Local opinion: A teacher's perspective on CFSD race
John Williams, a retired fifth-grade elementary school teacher, shares his perspective on Catalina Foothills School Board's Governing Board race. He explores how curriculum is developed and writes, "This ensures the adoption of a curriculum that meets the needs of all students at all levels of understanding — far exceeding a so-called “Back to Basics” curriculum." He sums up his article in today's Arizona Daily Star by saying that, "CFSD epitomizes all that is great in public education. Please join me in supporting the candidates who will continue the long-standing excellence that is CFSD: Amy Bhola, Amy Krauss and Gina Mehmert."
Read the full article below.
A teacher's perspective on CFSD race
I had the honor of serving as an elementary educator in Catalina Foothills School District for 36 years, all at Sunrise Drive Elementary. It is critical that we elect school board members who support teaching methodology and curriculum development that are based on research and data, and not personal political agendas. I am deeply disturbed by the platform of the three “Back to Basics” candidates regarding these critical issues.
Year after year, CFSD is identified as one of the top-performing districts in Arizona. This was achieved for decades with the guidance of gifted administrators, teachers, and parents who formed committees to select curriculum based on research and data, paying close attention to how students learn to achieve at their peak ability. Only after going through a rigorous and lengthy process would the committee begin selecting materials that meet the standards set by the State of Arizona. This ensures the adoption of a curriculum that meets the needs of all students at all levels of understanding — far exceeding a so-called “Back to Basics” curriculum.
Skilled administrators, who have completed grueling training and the certification program established by the State of Arizona, evaluate teachers to assess if they are meeting high standards. This should not be done by school board members or parents who want to come into the classroom and micromanage without any idea of what to identify as excellence in teaching. This would be very demoralizing to teachers and exacerbate an existing serious teacher shortage. Students learn best when a compassionate, caring teacher can be flexible by adapting to the individual needs of each student and monitor and adjust accordingly.
Teachers would be pleased to have school board members or parents attend a class to assess the tone of a classroom and observe the interaction between a teacher and their students. It would be quite different for them to come into a class to assess lesson plans, pedagogy, and content of a curriculum being taught.
Back to Basics is concerned with what they are calling “Critical Race Theory,” which is not taught at any of our district’s schools. If I understand these candidates’ concerns, they want instruction that does not make “students feel uncomfortable,” which everyone wants to avoid. But how do you teach about the forced relocation of Native Americans onto reservations, the Civil War in the USA without talking about slavery, World War Two without talking about the Holocaust? These are difficult, uncomfortable subjects.

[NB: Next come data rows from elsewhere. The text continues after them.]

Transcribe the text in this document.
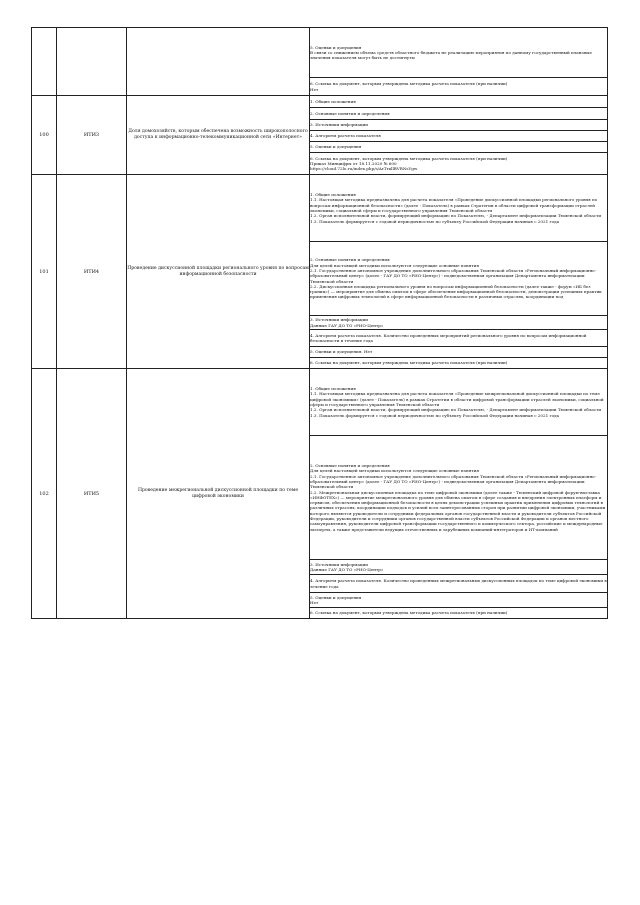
			5. Оценки и допущения

В связи со снижением объема средств областного бюджета не реализацию мероприятия по данному государственный плановые значения показателя могут быть не достигнуты

			6. Ссылка на документ, которым утверждена методика расчета показателя (при наличии)

Нет

100	ИТИ3	Доля домохозяйств, которым обеспечена возможность широкополосного доступа к информационно-телекоммуникационной сети «Интернет»	1. Общие положения

			2. Основные понятия и определения

			3. Источники информации

			4. Алгоритм расчета показателя

			5. Оценки и допущения

			6. Ссылка на документ, которым утверждена методика расчета показателя (при наличии)

Приказ Минцифры от 18.11.2020 № 600

https://cloud.72lo.ru/index.php/s/ArTrnllBVRNsYgw

101	ИТИ4	Проведение дискуссионной площадки регионального уровня по вопросам информационной безопасности	1. Общие положения

1.1. Настоящая методика предназначена для расчета показателя «Проведение дискуссионной площадки регионального уровня по вопросам информационной безопасности» (далее - Показатель) в рамках Стратегии в области цифровой трансформации отраслей экономики, социальной сферы и государственного управления Тюменской области

1.2. Орган исполнительной власти, формирующий информацию по Показателю, - Департамент информатизации Тюменской области

1.3. Показатель формируется с годовой периодичностью по субъекту Российской Федерации начиная с 2021 года

			2. Основные понятия и определения

Для целей настоящей методики используются следующие основные понятия

2.1. Государственное автономное учреждение дополнительного образования Тюменской области «Региональный информационно-образовательный центр» (далее - ГАУ ДО ТО «РИО-Центр») - подведомственная организация Департамента информатизации Тюменской области

2.2. Дискуссионная площадка регионального уровня по вопросам информационной безопасности (далее также - форум «ИБ без границ») — мероприятие для обмена опытом в сфере обеспечения информационной безопасности, демонстрации успешных практик применения цифровых технологий в сфере информационной безопасности в различных отраслях, координации под

			3. Источники информации

Данные ГАУ ДО ТО «РИО-Центр»

			4. Алгоритм расчета показателя. Количество проведенных мероприятий регионального уровня по вопросам информационной безопасности в течение года

			5. Оценки и допущения. Нет

			6. Ссылка на документ, которым утверждена методика расчета показателя (при наличии)

102	ИТИ5	Проведение межрегиональной дискуссионной площадки по теме цифровой экономики	1. Общие положения

1.1. Настоящая методика предназначена для расчета показателя «Проведение межрегиональной дискуссионной площадки по теме цифровой экономики» (далее - Показатель) в рамках Стратегии в области цифровой трансформации отраслей экономики, социальной сферы и государственного управления Тюменской области

1.2. Орган исполнительной власти, формирующий информацию по Показателю, - Департамент информатизации Тюменской области

1.3. Показатель формируется с годовой периодичностью по субъекту Российской Федерации начиная с 2021 года

			2. Основные понятия и определения

Для целей настоящей методики используются следующие основные понятия

2.1. Государственное автономное учреждение дополнительного образования Тюменской области «Региональный информационно-образовательный центр» (далее - ГАУ ДО ТО «РИО-Центр») - подведомственная организация Департамента информатизации Тюменской области

2.2. Межрегиональная дискуссионная площадка по теме цифровой экономики (далее также - Тюменский цифровой форум-выставка «ИНФОТЕХ») — мероприятие межрегионального уровня для обмена опытом в сфере создания и внедрения электронных платформ и сервисов, обеспечения информационной безопасности в целях демонстрации успешных практик применения цифровых технологий в различных отраслях, координации подходов и усилий всех заинтересованных сторон при развитии цифровой экономики, участниками которого являются руководители и сотрудники федеральных органов государственной власти и руководители субъектов Российской Федерации, руководители и сотрудники органов государственной власти субъектов Российской Федерации и органов местного самоуправления, руководители цифровой трансформации государственного и коммерческого сектора, российские и международные эксперты, а также представители ведущих отечественных и зарубежных компаний-интеграторов и ИТ-компаний

			3. Источники информации

Данные ГАУ ДО ТО «РИО-Центр»

			4. Алгоритм расчета показателя. Количество проведенных межрегиональных дискуссионных площадок по теме цифровой экономики в течение года

			5. Оценки и допущения

Нет

			6. Ссылка на документ, которым утверждена методика расчета показателя (при наличии)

When educating students, in an age-appropriate manner, about any horror of history, it is a natural and appropriate response to be uncomfortable. If you learn from your country’s mistakes, you can still feel proud of your country, and be a part of the solution by not repeating those mistakes. Our teachers are professional, highly trained teachers who understand how to teach even the most difficult subjects to our students.

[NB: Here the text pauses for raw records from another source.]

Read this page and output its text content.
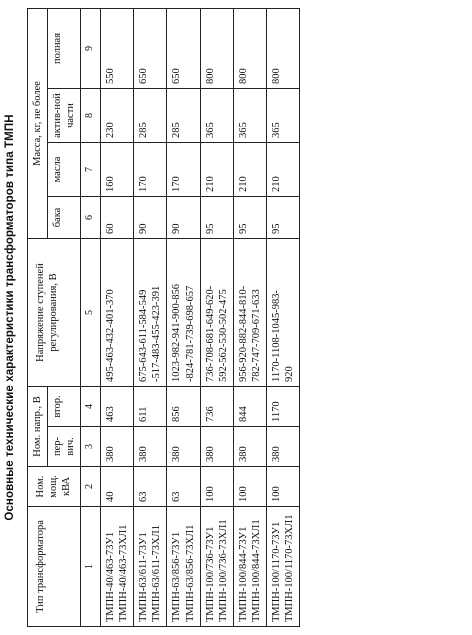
Основные технические характеристики трансформаторов типа ТМПН
Тип трансформатора	Ном. мощ. кВА	Ном. напр., В		Напряжение ступеней регулирования, В	Масса, кг, не более			
		пер-вич.	втор.		бака	масла	актив-ной части	полная
1	2	3	4	5	6	7	8	9
ТМПН-40/463-73У1 ТМПН-40/463-73ХЛ1	40	380	463	495-463-432-401-370	60	160	230	550
ТМПН-63/611-73У1 ТМПН-63/611-73ХЛ1	63	380	611	675-643-611-584-549 -517-483-455-423-391	90	170	285	650
ТМПН-63/856-73У1 ТМПН-63/856-73ХЛ1	63	380	856	1023-982-941-900-856 -824-781-739-698-657	90	170	285	650
ТМПН-100/736-73У1 ТМПН-100/736-73ХЛ1	100	380	736	736-708-681-649-620- 592-562-530-502-475	95	210	365	800
ТМПН-100/844-73У1 ТМПН-100/844-73ХЛ1	100	380	844	956-920-882-844-810- 782-747-709-671-633	95	210	365	800
ТМПН-100/1170-73У1 ТМПН-100/1170-73ХЛ1	100	380	1170	1170-1108-1045-983- 920	95	210	365	800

Board members and parents must trust the administrators, and teachers whom they have hired to fulfill the outcomes of curriculum approved by the school board and the State of Arizona. If parents have a concern, there is a process in every district to address them. To dramatically change this long-standing, incredibly successful educational structure, in the aggregate, will inflict great harm to education in our wonderful district, state and country.
Public education is one of the great gifts of our country. As stated by Diane Ravitch, assistant Secretary of Education in the George H.W. Bush administration, “(o)ur public education system is a fundamental element of our democratic society. Our public schools have been the pathway to opportunity and a better life for generations of Americans ... To the extent we strengthen them, we strengthen our democracy.”
CFSD epitomizes all that is great in public education. Please join me in supporting the candidates who will continue the long-standing excellence that is CFSD: Amy Bhola, Amy Krauss and Gina Mehmert.